I’m sharing this, but the credit goes to our EJ team: Ugbaad Kosar, who really built this from the ground up, Vanessa Suarez, who was the second person in the door after me in DC, and our newest expert, Alayna Chuney. We’ve also had integral support from an EJ Advisory Council who has really helped shape and guide our work. I’m constantly in awe of what they’ve been able to accomplish over the past couple of years and the incredible impact it has had on the whole carbon removal field.


Q: Like me, you started your career on Capitol Hill. How did that experience shape your experience? What did you learn working in Congress that has been most useful to your current role?


A: I came to the Hill right out of college after moving to DC with no job prospects and, to be honest, I hadn’t really considered a career in policy. I just needed a job and, in true West Virginia fashion, was like, well, I guess I should go ask Joe Manchin to hire me.


I think there are things about the policy process that are difficult to learn any place other than working in Congress. You really get the first hand experience of why certain policies gain traction, what it takes to convince a staffer or a member to engage on an issue or to champion it, how they approach new issues.


I think coming off the Hill, it made me a very tactical person. Many times, it’s not about just having a good idea -- lots of people have good ideas -- but about: Can you communicate it to staffers in members in their language? Are you creating materials that they’ll actually read and that will answer the questions they have? Have you cleared your idea with the stakeholders that member cares about? Do you know the players on the issue? Strategy is as important as content.


Q: What’s the best “common sense” advice about communications you’ve received?


A: 95% of what I know about policy communications has come from two places: Suzy Baker and our comms team at Carbon180. From Suzy, I think one of the most important things I learned was about the intersection of art and policy communications. Typically, when we think about communications in the policy world, it’s in very traditional formats. But Suzy is throwing art gallery parties with advanced nuclear renderings and talking about murals on nuclear reactors, and it really fundamentally shifted how I think about communications. With our Carbon180 team, they do such an amazing job of creating a distinct voice for the organization that really balances our extremely deep, technical knowledge about carbon removal with who we are as people. We have a team that’s so passionate about the work they do and they really bring their whole selves to it and I think that comes across in our products.


One of the things that I think both Suzy and our team have in common is that they step outside of traditional policy comms tactics and think very deeply about the ways in which people will connect with the ideas and technologies we work on.


Q: What’s the best “common sense” advice about communications you've given to others?

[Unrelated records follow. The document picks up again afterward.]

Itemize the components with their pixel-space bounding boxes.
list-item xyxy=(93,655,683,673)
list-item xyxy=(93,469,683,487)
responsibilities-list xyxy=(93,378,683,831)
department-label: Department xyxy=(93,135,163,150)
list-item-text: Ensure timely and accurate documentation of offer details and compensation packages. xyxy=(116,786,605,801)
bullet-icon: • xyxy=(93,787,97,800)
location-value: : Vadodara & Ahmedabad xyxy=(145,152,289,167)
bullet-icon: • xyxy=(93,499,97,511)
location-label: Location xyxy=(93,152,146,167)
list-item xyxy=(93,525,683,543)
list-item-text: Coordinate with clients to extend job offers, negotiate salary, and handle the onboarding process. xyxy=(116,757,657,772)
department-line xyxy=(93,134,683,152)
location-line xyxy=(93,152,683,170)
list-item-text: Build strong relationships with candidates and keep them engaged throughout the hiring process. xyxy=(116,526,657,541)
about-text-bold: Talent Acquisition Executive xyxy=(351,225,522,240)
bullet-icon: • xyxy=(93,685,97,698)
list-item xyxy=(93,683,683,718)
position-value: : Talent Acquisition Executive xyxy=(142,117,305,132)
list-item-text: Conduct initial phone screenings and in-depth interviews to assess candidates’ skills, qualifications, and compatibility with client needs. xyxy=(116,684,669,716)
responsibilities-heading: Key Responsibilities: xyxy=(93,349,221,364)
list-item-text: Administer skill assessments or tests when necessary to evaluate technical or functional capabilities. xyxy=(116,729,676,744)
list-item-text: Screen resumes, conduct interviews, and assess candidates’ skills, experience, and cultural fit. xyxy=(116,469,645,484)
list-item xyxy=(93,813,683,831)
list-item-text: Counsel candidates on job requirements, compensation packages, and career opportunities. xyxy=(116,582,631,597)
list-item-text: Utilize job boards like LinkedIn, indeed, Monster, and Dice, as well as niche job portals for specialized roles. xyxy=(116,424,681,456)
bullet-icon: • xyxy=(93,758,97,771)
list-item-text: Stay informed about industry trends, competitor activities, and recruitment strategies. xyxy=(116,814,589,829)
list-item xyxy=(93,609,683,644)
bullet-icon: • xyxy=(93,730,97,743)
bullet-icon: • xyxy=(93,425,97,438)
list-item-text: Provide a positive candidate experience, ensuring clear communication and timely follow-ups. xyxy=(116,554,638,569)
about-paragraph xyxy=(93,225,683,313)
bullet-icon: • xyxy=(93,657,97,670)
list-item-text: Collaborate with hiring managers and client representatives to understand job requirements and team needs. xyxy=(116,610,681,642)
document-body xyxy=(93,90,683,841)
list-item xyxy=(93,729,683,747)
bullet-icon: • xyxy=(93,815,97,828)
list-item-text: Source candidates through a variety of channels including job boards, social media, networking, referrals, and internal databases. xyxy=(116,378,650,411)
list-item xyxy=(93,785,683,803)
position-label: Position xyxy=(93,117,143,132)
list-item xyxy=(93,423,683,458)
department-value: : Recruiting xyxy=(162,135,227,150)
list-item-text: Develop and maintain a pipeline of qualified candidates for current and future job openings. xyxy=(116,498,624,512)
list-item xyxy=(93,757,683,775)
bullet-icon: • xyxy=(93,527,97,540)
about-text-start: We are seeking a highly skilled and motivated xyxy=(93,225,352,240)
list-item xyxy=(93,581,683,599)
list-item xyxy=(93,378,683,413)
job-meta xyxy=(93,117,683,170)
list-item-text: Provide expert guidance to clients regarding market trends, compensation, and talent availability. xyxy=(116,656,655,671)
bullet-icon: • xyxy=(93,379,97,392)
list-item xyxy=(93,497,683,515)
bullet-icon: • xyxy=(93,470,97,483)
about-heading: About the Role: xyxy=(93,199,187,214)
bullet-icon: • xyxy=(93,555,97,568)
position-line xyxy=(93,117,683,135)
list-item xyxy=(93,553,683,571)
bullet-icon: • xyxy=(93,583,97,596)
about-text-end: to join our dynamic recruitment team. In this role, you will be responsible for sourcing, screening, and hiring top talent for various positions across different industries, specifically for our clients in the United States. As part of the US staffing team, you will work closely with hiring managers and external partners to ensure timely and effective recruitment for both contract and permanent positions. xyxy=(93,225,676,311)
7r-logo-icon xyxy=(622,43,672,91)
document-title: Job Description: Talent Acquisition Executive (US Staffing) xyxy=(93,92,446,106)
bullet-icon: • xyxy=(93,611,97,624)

A: It’s helpful to know what tactics other organizations use to communicate policy, but only as a foundation. What other ways are there to get your information across that really consider who your audience is? Lots of Hill staffers, for example, are in their 20s and 30s. When I was at Third Way, I started the energy team Instagram and Suzy and I started doing these short, intentionally homemade YouTube videos that involved extremely amateur claymation and similar tactics. At C180, our newsletters often include memes and leverage a lot of unique graphics and in-group language. We write jokes. Just because everyone else is only doing polished whitepapers and webinars doesn’t mean there aren’t other ways to get your message across.